American individuals and companies could not participate in the project, and the finances could not be contracted in dollars. The leaders of Yamal LNG were facing a long, hard battle. They solicited Russian, Chinese, and European banks and began prolonged and complex negotiations.

A profitability question

The negotiations had ended, but the European banks still remained “extremely prudent” and decided not to offer support. The Russian Welfare Bank provided $2.4 billion and Russian banks Sberbank and Gazprombank contributed $4 billion. At the end of April, Yamal LNG announced that it had obtained $12 billion from the Chinese banks, Export-Import Bank of China and China Development Bank. The approximate balance of $12 billion was provided by Novatek, Total, and CNPC who were joined in late March by the Chinese Silk Road Fund.
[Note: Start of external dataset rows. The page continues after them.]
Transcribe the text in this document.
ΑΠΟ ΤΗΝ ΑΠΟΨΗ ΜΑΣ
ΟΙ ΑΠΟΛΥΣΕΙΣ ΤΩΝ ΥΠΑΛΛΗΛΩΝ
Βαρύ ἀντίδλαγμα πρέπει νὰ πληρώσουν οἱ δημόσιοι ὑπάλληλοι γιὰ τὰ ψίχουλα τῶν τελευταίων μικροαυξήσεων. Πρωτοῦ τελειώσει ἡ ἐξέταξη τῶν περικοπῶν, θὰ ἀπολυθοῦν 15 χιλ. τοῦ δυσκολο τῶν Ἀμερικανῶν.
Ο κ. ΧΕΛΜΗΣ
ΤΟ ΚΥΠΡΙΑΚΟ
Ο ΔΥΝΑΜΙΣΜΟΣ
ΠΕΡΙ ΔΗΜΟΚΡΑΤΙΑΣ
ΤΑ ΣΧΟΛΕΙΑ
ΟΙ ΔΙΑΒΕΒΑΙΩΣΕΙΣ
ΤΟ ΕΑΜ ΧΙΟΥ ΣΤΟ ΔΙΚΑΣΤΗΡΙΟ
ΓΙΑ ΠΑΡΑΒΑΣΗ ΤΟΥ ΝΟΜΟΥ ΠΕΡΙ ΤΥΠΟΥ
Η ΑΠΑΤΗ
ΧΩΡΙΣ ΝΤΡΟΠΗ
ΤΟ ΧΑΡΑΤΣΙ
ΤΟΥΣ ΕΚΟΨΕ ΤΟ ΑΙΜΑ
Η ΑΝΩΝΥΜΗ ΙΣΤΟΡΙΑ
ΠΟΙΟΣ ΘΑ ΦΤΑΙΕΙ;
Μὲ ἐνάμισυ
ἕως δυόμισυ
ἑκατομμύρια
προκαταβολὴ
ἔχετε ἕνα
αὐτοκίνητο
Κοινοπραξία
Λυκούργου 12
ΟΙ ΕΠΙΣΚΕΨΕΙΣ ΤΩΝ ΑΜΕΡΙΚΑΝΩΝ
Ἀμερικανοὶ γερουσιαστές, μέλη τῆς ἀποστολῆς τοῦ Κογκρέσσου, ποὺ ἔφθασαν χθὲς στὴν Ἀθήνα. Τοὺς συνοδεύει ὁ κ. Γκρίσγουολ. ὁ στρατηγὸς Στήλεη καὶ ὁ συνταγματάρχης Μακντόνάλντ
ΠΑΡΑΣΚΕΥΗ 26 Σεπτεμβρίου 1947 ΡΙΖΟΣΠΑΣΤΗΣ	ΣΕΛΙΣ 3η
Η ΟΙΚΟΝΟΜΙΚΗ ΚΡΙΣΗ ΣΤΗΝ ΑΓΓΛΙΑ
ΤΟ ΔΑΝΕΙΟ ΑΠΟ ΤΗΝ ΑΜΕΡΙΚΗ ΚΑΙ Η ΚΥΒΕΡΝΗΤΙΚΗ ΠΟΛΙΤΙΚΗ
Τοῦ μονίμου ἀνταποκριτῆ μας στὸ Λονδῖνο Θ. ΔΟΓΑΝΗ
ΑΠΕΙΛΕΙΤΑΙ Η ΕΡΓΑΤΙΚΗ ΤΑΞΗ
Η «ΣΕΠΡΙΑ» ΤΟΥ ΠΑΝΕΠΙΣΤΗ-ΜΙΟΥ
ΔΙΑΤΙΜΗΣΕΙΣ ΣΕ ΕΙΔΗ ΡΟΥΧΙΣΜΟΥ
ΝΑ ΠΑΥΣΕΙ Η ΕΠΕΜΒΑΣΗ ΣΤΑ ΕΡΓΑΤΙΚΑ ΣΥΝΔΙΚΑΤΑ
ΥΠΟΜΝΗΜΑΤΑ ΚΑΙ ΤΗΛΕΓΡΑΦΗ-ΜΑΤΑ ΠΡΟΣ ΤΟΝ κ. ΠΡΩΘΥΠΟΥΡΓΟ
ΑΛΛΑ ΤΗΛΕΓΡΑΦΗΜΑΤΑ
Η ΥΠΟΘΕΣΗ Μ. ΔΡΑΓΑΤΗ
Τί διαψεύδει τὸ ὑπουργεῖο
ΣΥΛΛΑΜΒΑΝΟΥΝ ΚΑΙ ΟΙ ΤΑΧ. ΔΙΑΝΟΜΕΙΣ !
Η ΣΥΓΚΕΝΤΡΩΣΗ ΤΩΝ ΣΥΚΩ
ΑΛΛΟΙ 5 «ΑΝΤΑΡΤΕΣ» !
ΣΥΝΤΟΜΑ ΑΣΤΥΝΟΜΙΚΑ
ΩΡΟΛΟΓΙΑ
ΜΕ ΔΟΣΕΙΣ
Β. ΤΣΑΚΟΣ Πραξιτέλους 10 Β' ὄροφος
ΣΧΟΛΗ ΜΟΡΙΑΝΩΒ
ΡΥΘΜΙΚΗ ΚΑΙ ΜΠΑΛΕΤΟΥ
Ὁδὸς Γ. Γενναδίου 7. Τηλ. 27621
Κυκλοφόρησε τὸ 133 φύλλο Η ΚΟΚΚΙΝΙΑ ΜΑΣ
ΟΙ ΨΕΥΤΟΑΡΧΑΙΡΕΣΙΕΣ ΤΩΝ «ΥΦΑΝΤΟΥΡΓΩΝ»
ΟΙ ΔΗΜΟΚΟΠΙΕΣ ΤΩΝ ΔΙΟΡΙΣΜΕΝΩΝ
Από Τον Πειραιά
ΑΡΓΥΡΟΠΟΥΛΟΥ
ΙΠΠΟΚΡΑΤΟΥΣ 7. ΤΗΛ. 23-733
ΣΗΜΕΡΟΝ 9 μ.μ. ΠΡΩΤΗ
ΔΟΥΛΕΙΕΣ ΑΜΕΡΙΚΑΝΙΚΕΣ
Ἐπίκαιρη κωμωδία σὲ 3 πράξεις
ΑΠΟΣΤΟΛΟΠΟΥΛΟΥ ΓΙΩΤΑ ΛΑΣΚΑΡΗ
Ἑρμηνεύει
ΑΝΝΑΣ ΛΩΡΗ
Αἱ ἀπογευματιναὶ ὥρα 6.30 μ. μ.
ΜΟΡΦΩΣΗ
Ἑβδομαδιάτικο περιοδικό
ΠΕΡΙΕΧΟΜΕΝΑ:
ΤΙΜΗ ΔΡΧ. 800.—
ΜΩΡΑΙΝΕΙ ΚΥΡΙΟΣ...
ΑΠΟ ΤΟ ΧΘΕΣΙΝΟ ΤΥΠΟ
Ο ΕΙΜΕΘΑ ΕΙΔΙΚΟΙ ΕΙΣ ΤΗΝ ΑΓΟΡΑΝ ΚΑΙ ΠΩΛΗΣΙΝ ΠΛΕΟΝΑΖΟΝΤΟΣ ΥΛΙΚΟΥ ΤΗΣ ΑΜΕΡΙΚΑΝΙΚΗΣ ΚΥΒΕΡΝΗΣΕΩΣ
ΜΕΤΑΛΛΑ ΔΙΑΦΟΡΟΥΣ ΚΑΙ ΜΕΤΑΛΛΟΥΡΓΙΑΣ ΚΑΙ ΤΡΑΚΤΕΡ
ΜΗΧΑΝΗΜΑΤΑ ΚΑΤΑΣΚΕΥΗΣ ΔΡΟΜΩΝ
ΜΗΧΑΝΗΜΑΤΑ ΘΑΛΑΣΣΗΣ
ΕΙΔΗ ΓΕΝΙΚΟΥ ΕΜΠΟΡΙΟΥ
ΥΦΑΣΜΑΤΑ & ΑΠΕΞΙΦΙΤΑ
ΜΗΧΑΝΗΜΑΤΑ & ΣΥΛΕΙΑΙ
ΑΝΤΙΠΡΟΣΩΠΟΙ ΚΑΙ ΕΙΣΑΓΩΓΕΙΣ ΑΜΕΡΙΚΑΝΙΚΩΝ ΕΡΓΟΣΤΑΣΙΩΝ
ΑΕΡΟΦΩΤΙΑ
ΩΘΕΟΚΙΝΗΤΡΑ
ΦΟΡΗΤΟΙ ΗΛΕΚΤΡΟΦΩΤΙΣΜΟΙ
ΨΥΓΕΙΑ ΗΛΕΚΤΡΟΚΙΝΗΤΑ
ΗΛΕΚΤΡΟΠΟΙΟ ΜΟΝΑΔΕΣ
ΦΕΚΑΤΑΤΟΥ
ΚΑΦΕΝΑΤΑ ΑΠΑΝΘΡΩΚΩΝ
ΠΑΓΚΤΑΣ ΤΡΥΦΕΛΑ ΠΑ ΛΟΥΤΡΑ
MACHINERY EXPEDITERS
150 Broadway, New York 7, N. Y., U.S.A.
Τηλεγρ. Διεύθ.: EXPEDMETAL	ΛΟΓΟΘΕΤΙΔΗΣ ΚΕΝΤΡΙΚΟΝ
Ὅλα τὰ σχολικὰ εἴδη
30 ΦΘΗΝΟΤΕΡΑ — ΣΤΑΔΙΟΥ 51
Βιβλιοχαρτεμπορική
Though the threat of lack of funding is finally over, one more worry still looms: Will the project be profitable? The question does not really concern demand. The liquefied natural gas world market faces an influx of various projects: 100% of future production has been pre-sold through 15 to 25-year contracts — mostly to Asian buyers. The real question concerns the sale price, as these contracts are fixed to the prices of oil and gas, which have fallen heavily since mid-2014. In fact, Yamal was the last major liquefied natural gas project launched in the world. Many others have been postponed indefinitely.

Michael Borrell, the Senior European Gas and LNG Analyst for Société Générale’s Commodities division, says that if the project is not delayed, it will be profitable, “especially because Russia is paying for a part of the infrastructure.”

Total gambled big time on this project, and its partnership with Novatek has consequently become essential to the company’s development in Russia. The French company has reduced or frozen its other assets in the country, and it is about to relinquish 20% of the Kharyaga field, a sign of its downsizing in Russia. The other projects envisioned by the company with Lukoil in Siberia for spring 2014 have stalled because of sanctions.

Thanks to Novatek, 20% of which is owned by Total, Russia became one of the leading countries exporting oil to France last year. France now imports 13% of all its oil from Russia, with other development projects in the works. Total’s big ambitions about its future in Russia, it seems, are just warming up.